Le réseau
d’alliance est varié, il s’en trouve de semblable un peu
partout. Il n’existe encore aucune
aspiration commune et durable à la sécurité tendant à réunir
les communautés des Alpes aux villes de l’avant-pays.
L’avenir était encore indéterminé.
Les pactes conclus sont, en définitive, de
peu d’importance. Ce qui comptera vraiment c’est le parti
qui imposera son réseau d’alliances.

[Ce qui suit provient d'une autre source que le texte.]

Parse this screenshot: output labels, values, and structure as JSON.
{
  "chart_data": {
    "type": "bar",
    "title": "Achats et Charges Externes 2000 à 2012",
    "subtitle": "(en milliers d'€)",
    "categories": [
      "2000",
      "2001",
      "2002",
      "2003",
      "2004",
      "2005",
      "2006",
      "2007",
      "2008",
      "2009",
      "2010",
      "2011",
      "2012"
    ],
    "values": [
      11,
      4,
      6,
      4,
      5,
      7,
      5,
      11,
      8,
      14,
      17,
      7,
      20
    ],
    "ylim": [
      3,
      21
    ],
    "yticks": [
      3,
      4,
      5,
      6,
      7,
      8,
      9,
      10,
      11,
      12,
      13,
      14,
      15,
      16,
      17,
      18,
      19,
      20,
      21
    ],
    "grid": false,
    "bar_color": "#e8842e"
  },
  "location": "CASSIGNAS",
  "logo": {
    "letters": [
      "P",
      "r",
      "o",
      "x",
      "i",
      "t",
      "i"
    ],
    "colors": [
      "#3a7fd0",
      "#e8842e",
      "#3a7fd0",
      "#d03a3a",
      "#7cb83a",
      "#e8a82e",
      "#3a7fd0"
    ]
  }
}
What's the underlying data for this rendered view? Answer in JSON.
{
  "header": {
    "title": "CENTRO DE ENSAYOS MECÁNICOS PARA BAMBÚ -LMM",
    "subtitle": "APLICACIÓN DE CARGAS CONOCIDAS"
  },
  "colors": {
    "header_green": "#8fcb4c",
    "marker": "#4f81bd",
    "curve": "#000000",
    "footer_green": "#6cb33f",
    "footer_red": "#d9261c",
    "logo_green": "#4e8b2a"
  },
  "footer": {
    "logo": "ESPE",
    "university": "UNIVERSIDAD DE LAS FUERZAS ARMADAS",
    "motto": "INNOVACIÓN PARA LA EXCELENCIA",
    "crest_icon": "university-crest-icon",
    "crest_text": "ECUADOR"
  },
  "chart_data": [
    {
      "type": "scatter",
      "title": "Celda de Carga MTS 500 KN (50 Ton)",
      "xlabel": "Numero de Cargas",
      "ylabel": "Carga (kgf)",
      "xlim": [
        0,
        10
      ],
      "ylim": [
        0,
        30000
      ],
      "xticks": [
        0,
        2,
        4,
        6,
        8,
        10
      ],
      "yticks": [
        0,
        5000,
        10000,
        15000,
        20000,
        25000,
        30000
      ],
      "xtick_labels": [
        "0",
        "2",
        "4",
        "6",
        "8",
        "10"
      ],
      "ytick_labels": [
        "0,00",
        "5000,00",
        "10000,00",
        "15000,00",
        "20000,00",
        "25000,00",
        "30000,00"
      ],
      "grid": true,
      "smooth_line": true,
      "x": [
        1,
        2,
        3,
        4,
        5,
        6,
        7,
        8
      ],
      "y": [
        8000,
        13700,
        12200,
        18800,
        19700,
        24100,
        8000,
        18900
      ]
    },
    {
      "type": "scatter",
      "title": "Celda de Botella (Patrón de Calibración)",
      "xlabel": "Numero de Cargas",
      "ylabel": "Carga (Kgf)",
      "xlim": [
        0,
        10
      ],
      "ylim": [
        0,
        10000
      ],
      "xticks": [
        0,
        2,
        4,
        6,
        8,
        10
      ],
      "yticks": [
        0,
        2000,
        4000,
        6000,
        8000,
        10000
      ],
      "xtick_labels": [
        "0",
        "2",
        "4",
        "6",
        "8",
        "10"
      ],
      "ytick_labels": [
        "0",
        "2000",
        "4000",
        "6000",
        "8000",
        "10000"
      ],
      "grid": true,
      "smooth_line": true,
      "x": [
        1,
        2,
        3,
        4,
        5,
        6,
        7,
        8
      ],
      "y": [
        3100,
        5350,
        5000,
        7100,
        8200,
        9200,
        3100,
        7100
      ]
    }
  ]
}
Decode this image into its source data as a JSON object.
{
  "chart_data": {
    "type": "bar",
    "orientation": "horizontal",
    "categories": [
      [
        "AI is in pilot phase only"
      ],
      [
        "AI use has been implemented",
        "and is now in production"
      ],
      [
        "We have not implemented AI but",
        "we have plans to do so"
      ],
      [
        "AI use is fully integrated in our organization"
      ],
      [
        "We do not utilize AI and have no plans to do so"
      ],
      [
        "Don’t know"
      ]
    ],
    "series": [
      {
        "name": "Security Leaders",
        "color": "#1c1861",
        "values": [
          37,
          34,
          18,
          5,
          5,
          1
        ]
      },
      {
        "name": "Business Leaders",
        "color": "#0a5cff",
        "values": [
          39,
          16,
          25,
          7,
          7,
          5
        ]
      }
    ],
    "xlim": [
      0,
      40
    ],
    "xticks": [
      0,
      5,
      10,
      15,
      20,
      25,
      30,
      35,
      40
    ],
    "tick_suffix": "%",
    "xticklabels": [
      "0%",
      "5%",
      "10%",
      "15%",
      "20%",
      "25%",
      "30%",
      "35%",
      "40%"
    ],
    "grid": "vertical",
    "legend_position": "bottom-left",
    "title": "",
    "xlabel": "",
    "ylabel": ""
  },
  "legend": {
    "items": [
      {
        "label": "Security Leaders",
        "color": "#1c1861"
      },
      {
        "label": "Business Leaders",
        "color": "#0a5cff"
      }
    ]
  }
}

Pourtant ce que les
alliances « confédérales » ont d’unique, c’est
qu’elles ont mis sur pied d’égalité
des communautés rurales avec des villes, c’est unique
car dans les autres cas, d’ailleurs très rares, le plus
puissant ne tarda jamais à rompre l’équilibre (la ville,
toujours plus puissante, s’efforçait d’englober la
campagne), ne se souciant plus guère de l’égalité
politique.
Les choses ont évolué autrement en Suisse
centrale, pourquoi ? D’abord
par l’engagement des Waldstaetten depuis 1315, leur volonté
de s’imposer une politique extérieure commune. Mais ce qui,
finalement, conféra aux Confédérés une cohésion durable se
fut la lutte commune contre l’expansion autrichienne. Ce
n’est qu’après le retrait de nos régions de la puissance
autrichienne que l’alliance entre villes et campagnes
deviendra plus chaotique, la nécessité d’une politique de sécurité
commune n’était en effet plus aussi primordiale.